丁程鑫站起来,跟老太太道了谢。走到门口的时候他停了一下,回头看了一眼走廊尽头那扇没有关严的窗户——三楼的走廊窗户,正对着楼梯口,从外面可以看到每一家住户的门口进出情况。
他走下楼,在一楼楼梯口站了一下,扫了一眼单元门的角度。从外面经过的人会路过这扇门,但不会停下来看一眼。除非这个人对这栋楼已经熟悉到可以知道哪一户住着什么人、哪一户的门锁是坏的。
他拿出手机,给贺峻霖发了一条消息:“查林小楠家楼下半个月前的监控,看有没有一个穿深蓝色外套的高个子男人。”
回到办公室的时候,丁程鑫那幅画的眉眼部分还没有画出来。

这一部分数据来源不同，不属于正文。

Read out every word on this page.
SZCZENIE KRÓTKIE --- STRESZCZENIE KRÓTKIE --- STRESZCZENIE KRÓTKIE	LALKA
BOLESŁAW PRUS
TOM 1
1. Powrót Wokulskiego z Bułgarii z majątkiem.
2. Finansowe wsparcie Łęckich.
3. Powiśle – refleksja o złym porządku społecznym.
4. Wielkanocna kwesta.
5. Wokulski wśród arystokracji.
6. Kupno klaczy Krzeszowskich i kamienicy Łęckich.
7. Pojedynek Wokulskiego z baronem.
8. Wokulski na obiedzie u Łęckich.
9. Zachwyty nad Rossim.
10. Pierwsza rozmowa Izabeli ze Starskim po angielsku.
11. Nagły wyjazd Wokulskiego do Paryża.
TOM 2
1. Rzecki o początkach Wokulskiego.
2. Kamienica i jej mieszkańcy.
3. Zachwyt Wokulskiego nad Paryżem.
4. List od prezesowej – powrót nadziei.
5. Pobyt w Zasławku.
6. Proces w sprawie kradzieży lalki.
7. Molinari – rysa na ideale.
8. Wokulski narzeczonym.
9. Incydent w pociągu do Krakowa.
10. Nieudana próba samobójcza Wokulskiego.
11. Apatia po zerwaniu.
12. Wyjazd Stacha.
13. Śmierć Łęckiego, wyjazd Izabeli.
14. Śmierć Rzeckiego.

他把纸放在桌上,人靠在椅背上,闭了一会儿眼睛。又睁开了。他把笔换了一头,没有再描那幅画的轮廓,而是在另一张白纸上画了一张俯视图——四起案子的现场布局。四个房间,客厅面积、卧室位置、门朝向,他按照卷宗里的平面图原样复刻出来,四幅图并排放在桌上。他看了一会儿,把林小楠的那幅图抽出来,在门口的位置画了一个箭头——凶手是从正门进入的。然后他把前两起案子的门口位置也画了箭头。
三个箭头指向三个方向:正门,正门,正门。
他把笔放下,站起来往外走。走到门口的时候回来看了一眼桌上那幅还没画完的画像——下颌线、颧骨、短发。差一双眼睛,那人的眼睛应该是什么样的?能持续三年、在不同区域作案却始终不被抓住的人,他的眼神应该是什么样的?
下午两点,宋亚轩从法医室出来,手里拿着一份刚打印好的报告。

“四份精液样本的DNA分型比对结果出来了。四份样本的DNA序列——不完全一致。”

“不完全一致是什么意思?到底是不是一个人啊?”

“同一人的DNA在不同时期会因身体状态、环境因素产生微小差异。但这份报告不是专门用来比对的,所以只是初步的提取结果。”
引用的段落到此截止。